Summary: This article debunks the erroneous beliefs regarding the expertise of individuals in making decisions within open-loop systems and presents an approach to overcome their limitations.

Open-loop systems don’t provide real-time feedback of the results.  This makes it difficult to adjust strategies effectively.  For instance, in real estate investments or marketing campaigns, the success or failure of a decision is not known for months or years, making it difficult to make informed decisions.  For example, human resource managers receive feedback on an employee’s performance after making the hiring decision .

The lack of actual feedback in open-loop systems impairs the accumulation of experience.  Unlike close-loop systems, like driving a car, where numerous decisions are made with real-time feedback.  Open-loop systems have fewer decisions and delayed feedback. This hinders individuals from gaining management expertise, even with lifetime of experience.

Furthermore, management is not based on sound scientific knowledge.  Unlike medicine, engineering, and physics, it relies on personal experience.  

Improving decision making in open loop systems

It’s crucial to acknowledge that the expertise appearance of an open-loop system is an illusion and that measures to counteract potential errors must be implement when making decisions. A manager who has been through similar situations several times may attain a false sense of confidence, reinforced when compared to others. The manager might say: “I know how to handle this, I’ve seen it before.” To make informed decisions in an open-loop system, it’s important to be vigilant and to employ safeguards and contingencies.

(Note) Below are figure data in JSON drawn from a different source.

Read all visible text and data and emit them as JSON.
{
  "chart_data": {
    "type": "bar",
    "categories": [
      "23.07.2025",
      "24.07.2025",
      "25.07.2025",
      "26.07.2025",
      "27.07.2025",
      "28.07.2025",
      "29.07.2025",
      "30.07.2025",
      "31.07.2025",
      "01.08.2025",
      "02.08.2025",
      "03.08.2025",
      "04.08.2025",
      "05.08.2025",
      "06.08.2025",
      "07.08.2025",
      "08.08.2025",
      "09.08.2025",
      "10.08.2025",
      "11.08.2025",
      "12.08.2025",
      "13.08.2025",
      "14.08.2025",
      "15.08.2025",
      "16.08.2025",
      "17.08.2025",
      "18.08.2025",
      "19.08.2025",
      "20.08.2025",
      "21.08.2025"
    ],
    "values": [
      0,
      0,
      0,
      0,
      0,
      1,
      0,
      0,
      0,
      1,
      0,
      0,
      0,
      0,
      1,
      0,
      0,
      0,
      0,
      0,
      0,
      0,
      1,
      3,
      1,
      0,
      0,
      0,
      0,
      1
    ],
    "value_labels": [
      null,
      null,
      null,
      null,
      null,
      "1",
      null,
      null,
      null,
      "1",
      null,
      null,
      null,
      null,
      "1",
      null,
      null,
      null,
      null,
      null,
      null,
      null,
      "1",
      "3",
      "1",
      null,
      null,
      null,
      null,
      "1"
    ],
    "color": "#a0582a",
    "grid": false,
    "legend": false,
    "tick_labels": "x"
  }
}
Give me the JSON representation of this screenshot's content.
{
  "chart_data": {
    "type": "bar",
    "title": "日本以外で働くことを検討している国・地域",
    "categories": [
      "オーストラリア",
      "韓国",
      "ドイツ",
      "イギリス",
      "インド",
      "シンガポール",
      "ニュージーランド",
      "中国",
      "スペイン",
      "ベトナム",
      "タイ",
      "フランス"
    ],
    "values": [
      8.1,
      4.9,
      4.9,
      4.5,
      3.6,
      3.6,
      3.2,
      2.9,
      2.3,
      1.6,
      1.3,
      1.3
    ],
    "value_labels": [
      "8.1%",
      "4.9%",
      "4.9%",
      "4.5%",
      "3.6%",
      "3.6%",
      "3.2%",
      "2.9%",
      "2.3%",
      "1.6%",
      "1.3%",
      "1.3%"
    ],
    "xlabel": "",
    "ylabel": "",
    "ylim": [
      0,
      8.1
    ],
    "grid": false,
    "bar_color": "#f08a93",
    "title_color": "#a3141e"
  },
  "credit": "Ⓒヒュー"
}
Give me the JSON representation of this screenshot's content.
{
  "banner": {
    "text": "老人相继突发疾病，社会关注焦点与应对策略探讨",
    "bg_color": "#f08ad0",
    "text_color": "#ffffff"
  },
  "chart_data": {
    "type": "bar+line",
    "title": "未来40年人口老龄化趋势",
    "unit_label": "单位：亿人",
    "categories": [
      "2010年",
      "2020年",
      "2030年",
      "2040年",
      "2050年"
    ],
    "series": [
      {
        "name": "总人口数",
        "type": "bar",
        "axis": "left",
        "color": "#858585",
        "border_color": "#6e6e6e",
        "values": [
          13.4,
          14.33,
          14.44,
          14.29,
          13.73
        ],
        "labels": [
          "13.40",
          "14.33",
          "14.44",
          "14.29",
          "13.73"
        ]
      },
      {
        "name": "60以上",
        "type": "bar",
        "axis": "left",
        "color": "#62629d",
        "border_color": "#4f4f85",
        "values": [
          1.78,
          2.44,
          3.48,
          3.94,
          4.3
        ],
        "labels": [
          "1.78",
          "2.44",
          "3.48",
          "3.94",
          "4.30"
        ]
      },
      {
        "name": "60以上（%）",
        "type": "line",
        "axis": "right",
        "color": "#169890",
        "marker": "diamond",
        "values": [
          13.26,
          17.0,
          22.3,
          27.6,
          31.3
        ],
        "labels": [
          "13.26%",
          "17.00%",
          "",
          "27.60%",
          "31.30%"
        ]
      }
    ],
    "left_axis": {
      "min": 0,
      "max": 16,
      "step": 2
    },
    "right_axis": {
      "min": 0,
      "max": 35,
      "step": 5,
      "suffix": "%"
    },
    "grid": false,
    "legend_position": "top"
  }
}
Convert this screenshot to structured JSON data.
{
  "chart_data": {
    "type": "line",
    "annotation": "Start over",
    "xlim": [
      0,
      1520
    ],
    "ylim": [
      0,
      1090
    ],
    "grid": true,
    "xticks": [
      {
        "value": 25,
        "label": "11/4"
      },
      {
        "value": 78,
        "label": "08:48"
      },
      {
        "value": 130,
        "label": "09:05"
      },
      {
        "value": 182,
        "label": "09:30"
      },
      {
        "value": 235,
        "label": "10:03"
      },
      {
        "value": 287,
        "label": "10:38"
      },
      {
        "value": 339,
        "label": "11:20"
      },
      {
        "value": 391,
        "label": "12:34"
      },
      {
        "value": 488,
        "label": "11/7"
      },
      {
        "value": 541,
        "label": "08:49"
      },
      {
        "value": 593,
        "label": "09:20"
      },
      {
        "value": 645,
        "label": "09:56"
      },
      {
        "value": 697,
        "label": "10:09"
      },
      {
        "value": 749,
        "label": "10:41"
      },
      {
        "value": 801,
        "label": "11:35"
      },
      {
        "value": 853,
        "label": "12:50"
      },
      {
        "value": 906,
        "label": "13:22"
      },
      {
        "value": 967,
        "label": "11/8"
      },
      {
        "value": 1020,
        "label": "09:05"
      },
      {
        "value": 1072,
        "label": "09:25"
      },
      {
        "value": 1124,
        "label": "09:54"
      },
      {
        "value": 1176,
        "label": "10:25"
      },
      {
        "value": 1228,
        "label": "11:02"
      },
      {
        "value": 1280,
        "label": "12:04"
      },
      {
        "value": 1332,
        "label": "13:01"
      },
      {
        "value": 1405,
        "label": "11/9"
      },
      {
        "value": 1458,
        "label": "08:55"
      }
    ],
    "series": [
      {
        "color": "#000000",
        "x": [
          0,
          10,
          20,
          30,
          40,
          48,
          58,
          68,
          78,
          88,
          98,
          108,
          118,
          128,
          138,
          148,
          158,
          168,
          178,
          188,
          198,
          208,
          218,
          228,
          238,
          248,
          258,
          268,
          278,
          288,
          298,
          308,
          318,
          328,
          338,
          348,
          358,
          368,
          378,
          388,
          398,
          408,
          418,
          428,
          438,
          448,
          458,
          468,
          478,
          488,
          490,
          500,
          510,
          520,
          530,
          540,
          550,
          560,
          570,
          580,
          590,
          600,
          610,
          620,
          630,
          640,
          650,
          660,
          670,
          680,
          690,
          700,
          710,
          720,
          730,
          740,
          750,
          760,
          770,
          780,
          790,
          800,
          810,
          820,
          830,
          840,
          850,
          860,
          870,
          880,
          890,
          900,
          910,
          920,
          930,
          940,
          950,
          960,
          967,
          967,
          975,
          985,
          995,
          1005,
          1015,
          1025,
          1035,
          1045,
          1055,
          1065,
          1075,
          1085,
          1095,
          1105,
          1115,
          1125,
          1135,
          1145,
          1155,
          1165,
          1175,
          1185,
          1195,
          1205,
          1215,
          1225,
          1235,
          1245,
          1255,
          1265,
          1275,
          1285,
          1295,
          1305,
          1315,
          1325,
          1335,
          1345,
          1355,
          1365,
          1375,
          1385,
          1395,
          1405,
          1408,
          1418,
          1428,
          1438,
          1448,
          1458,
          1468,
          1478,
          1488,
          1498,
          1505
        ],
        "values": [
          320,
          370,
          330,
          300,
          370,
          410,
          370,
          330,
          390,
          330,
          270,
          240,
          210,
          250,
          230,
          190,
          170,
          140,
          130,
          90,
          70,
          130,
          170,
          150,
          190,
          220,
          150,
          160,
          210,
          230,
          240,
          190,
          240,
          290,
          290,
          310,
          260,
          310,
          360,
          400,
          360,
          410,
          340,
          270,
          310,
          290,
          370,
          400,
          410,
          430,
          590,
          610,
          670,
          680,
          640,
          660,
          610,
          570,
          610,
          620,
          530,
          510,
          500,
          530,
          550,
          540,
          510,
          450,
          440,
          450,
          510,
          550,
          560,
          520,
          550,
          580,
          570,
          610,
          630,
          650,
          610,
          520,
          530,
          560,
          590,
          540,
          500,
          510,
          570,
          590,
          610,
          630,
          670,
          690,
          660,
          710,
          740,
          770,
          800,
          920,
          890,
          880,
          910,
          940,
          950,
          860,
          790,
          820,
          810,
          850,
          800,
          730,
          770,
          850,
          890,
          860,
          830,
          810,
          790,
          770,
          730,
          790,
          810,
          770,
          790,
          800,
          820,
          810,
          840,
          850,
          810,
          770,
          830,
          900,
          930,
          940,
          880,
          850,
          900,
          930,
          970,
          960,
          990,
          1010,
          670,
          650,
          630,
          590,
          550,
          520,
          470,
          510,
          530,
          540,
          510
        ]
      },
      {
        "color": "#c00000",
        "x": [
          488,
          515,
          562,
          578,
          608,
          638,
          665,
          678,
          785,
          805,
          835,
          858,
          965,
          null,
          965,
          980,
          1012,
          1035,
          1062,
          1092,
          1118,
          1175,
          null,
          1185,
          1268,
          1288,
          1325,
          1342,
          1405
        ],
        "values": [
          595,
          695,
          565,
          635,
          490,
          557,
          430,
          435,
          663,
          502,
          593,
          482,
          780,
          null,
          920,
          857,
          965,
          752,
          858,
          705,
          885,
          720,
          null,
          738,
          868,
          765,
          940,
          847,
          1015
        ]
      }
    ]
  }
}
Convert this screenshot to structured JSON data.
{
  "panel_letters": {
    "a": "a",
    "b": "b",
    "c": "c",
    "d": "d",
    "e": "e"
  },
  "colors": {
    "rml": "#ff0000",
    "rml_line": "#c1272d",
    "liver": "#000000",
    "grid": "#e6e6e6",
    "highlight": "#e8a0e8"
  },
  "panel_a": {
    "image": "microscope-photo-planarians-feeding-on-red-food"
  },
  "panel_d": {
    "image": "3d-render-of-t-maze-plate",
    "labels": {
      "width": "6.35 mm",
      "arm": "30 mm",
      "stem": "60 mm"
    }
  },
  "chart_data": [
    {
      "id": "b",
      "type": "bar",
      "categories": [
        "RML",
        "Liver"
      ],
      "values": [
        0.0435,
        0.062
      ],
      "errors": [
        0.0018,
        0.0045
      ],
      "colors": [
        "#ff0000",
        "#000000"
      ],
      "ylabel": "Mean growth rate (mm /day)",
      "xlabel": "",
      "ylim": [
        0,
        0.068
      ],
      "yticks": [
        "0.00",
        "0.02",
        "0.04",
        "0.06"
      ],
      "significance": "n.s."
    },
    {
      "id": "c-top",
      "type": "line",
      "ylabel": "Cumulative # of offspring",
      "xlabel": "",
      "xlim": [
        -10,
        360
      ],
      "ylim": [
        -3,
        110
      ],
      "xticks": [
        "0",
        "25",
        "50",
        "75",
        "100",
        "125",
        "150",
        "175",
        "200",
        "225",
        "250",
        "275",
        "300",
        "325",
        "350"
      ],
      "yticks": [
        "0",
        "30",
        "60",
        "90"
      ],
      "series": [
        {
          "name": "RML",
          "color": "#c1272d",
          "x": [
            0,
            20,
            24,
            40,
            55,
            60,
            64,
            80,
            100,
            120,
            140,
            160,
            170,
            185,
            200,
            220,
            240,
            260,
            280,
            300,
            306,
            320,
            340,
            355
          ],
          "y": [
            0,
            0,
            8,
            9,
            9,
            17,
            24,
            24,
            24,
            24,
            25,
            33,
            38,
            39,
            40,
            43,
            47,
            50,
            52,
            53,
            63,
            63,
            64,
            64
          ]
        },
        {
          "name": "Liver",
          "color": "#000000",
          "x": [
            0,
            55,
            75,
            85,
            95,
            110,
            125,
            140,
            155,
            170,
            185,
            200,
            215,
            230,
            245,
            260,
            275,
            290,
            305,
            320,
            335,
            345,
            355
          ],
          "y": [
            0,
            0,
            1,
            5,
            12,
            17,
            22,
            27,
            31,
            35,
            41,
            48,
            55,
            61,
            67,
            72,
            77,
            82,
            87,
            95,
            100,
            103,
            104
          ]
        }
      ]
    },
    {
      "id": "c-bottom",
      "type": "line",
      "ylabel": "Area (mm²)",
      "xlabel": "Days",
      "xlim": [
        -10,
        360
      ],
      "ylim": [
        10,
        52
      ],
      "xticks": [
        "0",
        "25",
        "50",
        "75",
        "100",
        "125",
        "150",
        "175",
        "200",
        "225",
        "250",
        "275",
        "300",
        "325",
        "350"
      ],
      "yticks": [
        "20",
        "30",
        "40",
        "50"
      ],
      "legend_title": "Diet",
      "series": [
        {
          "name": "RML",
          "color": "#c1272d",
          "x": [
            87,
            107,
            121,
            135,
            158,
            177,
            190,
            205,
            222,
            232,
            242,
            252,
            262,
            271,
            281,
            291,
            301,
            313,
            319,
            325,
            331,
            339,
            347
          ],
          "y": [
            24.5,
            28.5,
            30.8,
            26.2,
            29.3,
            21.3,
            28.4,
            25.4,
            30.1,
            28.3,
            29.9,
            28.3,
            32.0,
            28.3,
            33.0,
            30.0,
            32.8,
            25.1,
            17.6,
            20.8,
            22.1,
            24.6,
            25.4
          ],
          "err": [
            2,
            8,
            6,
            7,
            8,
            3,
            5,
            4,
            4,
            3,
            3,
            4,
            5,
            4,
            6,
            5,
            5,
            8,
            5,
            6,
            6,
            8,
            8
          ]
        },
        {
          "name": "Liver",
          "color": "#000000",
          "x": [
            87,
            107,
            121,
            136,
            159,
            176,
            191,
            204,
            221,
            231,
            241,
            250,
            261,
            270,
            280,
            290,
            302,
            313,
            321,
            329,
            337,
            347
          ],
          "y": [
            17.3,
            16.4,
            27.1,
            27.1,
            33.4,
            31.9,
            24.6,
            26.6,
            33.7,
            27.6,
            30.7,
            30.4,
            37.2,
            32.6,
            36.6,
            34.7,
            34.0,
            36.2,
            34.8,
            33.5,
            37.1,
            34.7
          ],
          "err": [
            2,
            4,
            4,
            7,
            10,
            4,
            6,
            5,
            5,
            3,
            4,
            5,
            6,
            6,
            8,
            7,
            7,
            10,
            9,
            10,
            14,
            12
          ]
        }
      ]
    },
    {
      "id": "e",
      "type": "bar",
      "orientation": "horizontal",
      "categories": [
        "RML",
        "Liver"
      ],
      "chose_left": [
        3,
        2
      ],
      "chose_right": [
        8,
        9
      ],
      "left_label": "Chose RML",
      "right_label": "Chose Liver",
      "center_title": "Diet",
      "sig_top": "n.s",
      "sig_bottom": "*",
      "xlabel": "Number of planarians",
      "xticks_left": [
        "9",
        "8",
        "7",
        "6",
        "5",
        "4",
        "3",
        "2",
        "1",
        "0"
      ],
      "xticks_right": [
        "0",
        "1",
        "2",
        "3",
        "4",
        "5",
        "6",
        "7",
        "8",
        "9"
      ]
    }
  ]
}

The following approach will enhance the accuracy of decision-making process  in open-loop systems:

  1. Simulate feedback loops:  Simulate the consequences of a decision before implementing it. For instance, before hiring someone for a specific role, request him to perform tasks that align with their responsibilities to evaluate his performance.
  2. Divide the decision making process into its components: premises, assumptions, and logic.  Then run simulations on each component to show all possibilities and probabilities.
  3. Use diverse know-how: Use Ai and involved individuals who have diverse experiences to identify potential blind spots and risk to verify facts and assumptions.
  4. Use formal decision-making frameworks: Utilize structured decision-making frameworks and seek training to enhance your reasoning skills.
  5. Regularly analyse the results of past decisions to include the know-how in the next decision.